February 28, 2020
2 min read

Deconstructing Our Narratives

Often, we focus on altering others, fixing ourselves, or controlling our surroundings, but we rarely examine the concepts in our minds. By scrutinizing the idea of perfection and the narrative surrounding it, we can expand our perspective and challenge our assumptions. We might begin to question why we cannot have flaws or why perfectionism is held in such high regard. How long have we been confined by these beliefs? How do we respond to them?

By exploring our concepts and stories, we can deconstruct our belief systems. Michael S. Gazzaniga, a psychologist, and Joseph E. LeDoux, a neuroscientist, coined the term "left-hemisphere interpreter" to describe the way our brains construct narratives (Gazzaniga, 1988). The left-brain interpreter relies on various brain systems, such as the frontal lobes, parietal lobes, temporal lobes, occipital lobes, and the limbic system, to create meaning and interpretation to resolve ambiguity (Gazzaniga, 1988).

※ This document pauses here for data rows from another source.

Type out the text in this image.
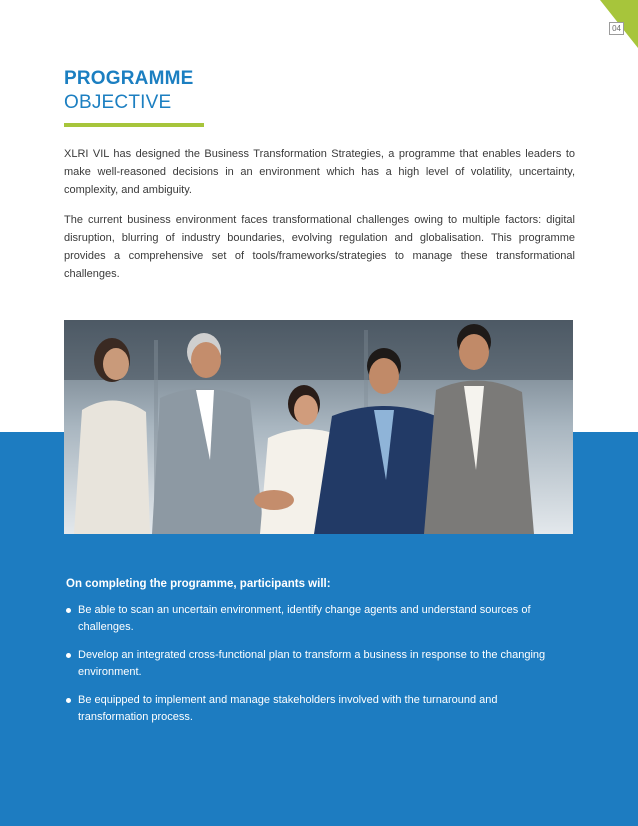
04
PROGRAMME
OBJECTIVE

XLRI VIL has designed the Business Transformation Strategies, a programme that enables leaders to make well-reasoned decisions in an environment which has a high level of volatility, uncertainty, complexity, and ambiguity.

The current business environment faces transformational challenges owing to multiple factors: digital disruption, blurring of industry boundaries, evolving regulation and globalisation. This programme provides a comprehensive set of tools/frameworks/strategies to manage these transformational challenges.

On completing the programme, participants will:
Be able to scan an uncertain environment, identify change agents and understand sources of challenges.
Develop an integrated cross-functional plan to transform a business in response to the changing environment.
Be equipped to implement and manage stakeholders involved with the turnaround and transformation process.
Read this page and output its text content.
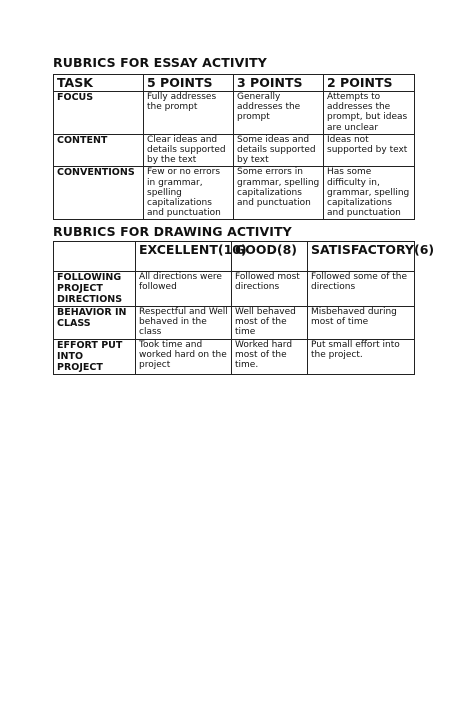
RUBRICS FOR ESSAY ACTIVITY
TASK	5 POINTS	3 POINTS	2 POINTS
FOCUS	Fully addresses the prompt	Generally addresses the prompt	Attempts to addresses the prompt, but ideas are unclear
CONTENT	Clear ideas and details supported by the text	Some ideas and details supported by text	Ideas not supported by text
CONVENTIONS	Few or no errors in grammar, spelling capitalizations and punctuation	Some errors in grammar, spelling capitalizations and punctuation	Has some difficulty in, grammar, spelling capitalizations and punctuation
RUBRICS FOR DRAWING ACTIVITY
	EXCELLENT(10)	GOOD(8)	SATISFACTORY(6)
FOLLOWING PROJECT DIRECTIONS	All directions were followed	Followed most directions	Followed some of the directions
BEHAVIOR IN CLASS	Respectful and Well behaved in the class	Well behaved most of the time	Misbehaved during most of time
EFFORT PUT INTO PROJECT	Took time and worked hard on the project	Worked hard most of the time.	Put small effort into the project.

Neuroscientists have reported that we have up to 60,000 thoughts a day, indicating that we cannot rely solely on our left-brain interpreter (Wang et al., 2017). Thus, if we accept our thoughts without questioning them, we may become trapped in our minds. To alleviate this, Byron Katie, the author of Loving What Is, has devised four questions to help us become more curious and drop stressful thoughts: 1.) Is this thought true? 2.) Can I absolutely know that my thought is true? 3.) How do I react or feel when I believe my thought? and 4.) Who would I be without my thought?

By engaging in this process of self-inquiry and deconstructing our beliefs, we can become more aware of our thought patterns and develop a greater sense of mental clarity. It is a continuous practice that requires patience and commitment, but the rewards can be significant. By adopting a more curious and open-minded approach to our thoughts and beliefs, we can learn to live more peacefully and authentically. So, take some time to explore the stories you tell yourself, and remember that you have the power to transform your mind and your life.


Gazzaniga, M. S. (1988). Brain and language. Scientific American, 259(4), 44-49. https://doi.org/10.1038/scient...

Katie, B. (2002). Loving what is: Four questions that can change your life. Three Rivers Press.